Il s'y passe quoi?
Tourner en plaisir et par la photographie, ou tout au moins la production d'images, en gravité légére une certaine intranquillité est une gageure; qui m'est devenue nécessaire à intervalles irréguliers, que ce soit dans une démarche d'autoportrait ou dans des photos du vaste Ailleurs. Je prends seule la plupart de mes photos de corps, par plaisir et parceque demander à un autre de mettre en scène ce que je porte dans la tête est plus difficile. C'est alors une rencontre - rare et précieuse- de deux univers. Ensuite, j'aime le moment de, des editing(s), le choix, le chemin pour, sur 500 clichés, en retenir dix, cinq, trois, qui auront entre eux une cohérence, ou qui chacun d'eux, même seul, raconteront quelque chose. Je cède bien entendu encore parfois à la tentation de la simple joliesse d'image, ce qui se révèle très agréable aussi.

Pour une petite histoire, qui n'explique rien et qui constate seulement...
Pendant un temps j'avais du mal à honorer mes factures de téléphone, lequel était régulièrment coupé en fin de mois, parfois pour deux semaines, le temps que je « régularise ma situation ». Le tout à grand renfort de touches étoiles, d'opératrices invisibles et divers numéros, client, cb... Imaginez alors que dans le même temps je perde mon ordinateur, ou que celui-ci plante, que ma boite mail refuse de s'ouvrir ou que j'oublie mon mot de passe : je deviendrais une sorte de demi-sociale, plus de contacts msn, téléphone « non attribué »... In-joi-gna-ble, surtout si on ne connait pas mon nom ou le téléphone de mes parents. Je n'existe plus totalement.
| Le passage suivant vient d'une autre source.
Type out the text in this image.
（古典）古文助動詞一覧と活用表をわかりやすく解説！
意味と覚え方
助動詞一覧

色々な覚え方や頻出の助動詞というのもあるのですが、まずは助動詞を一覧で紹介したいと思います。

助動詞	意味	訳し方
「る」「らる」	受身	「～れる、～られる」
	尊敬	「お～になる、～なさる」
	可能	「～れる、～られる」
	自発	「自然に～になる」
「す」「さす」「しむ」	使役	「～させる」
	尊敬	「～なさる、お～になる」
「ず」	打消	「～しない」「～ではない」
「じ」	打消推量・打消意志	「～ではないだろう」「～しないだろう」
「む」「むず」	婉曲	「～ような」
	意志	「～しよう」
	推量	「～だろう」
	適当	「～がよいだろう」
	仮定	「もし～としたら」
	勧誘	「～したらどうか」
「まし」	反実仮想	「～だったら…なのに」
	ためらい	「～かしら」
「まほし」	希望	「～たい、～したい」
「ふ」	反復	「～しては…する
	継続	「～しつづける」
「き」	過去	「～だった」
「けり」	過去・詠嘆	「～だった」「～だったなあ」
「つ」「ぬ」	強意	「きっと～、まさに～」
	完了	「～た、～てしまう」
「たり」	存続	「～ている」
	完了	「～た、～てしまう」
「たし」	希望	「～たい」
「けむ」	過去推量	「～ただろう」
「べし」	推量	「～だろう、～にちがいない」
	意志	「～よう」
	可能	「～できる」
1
Ce que j'ai toujours vaguement ressenti, et que la société nous démontre électroniquement et socialement... fabuleux, non ? A quand le « cerveau non attribué ? » « Identité non attribuée »
En partie, et au début sans savoir pourquoi, pour répondre par l'amusement à cette angoisse lancinante de notre société moderne de l'identité non attribuée, de l'erreur d'identification, du mauvais numéro, je me suis mise en équation photographique ou plus simplement je suis devenue l'un des multiples reflets d' Internet, un de plus.
Je suis devenue un jeu pour moi-même et par moi, jeux érotiques, visuels, jeux sensuels de l'oeillade virtuelle, qui interroge, se dérobe, revient, voyage, vague et ressac. Les autres regardent mon regard sur mon regard, et je regarde leur regard sur mon regard. Ni errance, ni recherche d'admiration ou de confirmation de ma « beauté », ni métamorphose radicale, ces fragments de moi-même n'ont pas forcément de sens, mais sont toujours une recherche. D'émotions, de joliesse, d'histoire... de moi même. Longtemps je n'ai pas pensé à la manière de photographier mon corps; je me suis contentée de me poser « bêtement » devant l'objectif. . Puis quelque chose à l'intérieur est devenu plus exigeant, des ombres curieuses se sont mises à réclamer leur dû, leur part de mystère et de non dit, à lutter contre un certain conformisme exhibitionniste, contre une crudité sans âme, et même à m'interesser à l' Ailleurs!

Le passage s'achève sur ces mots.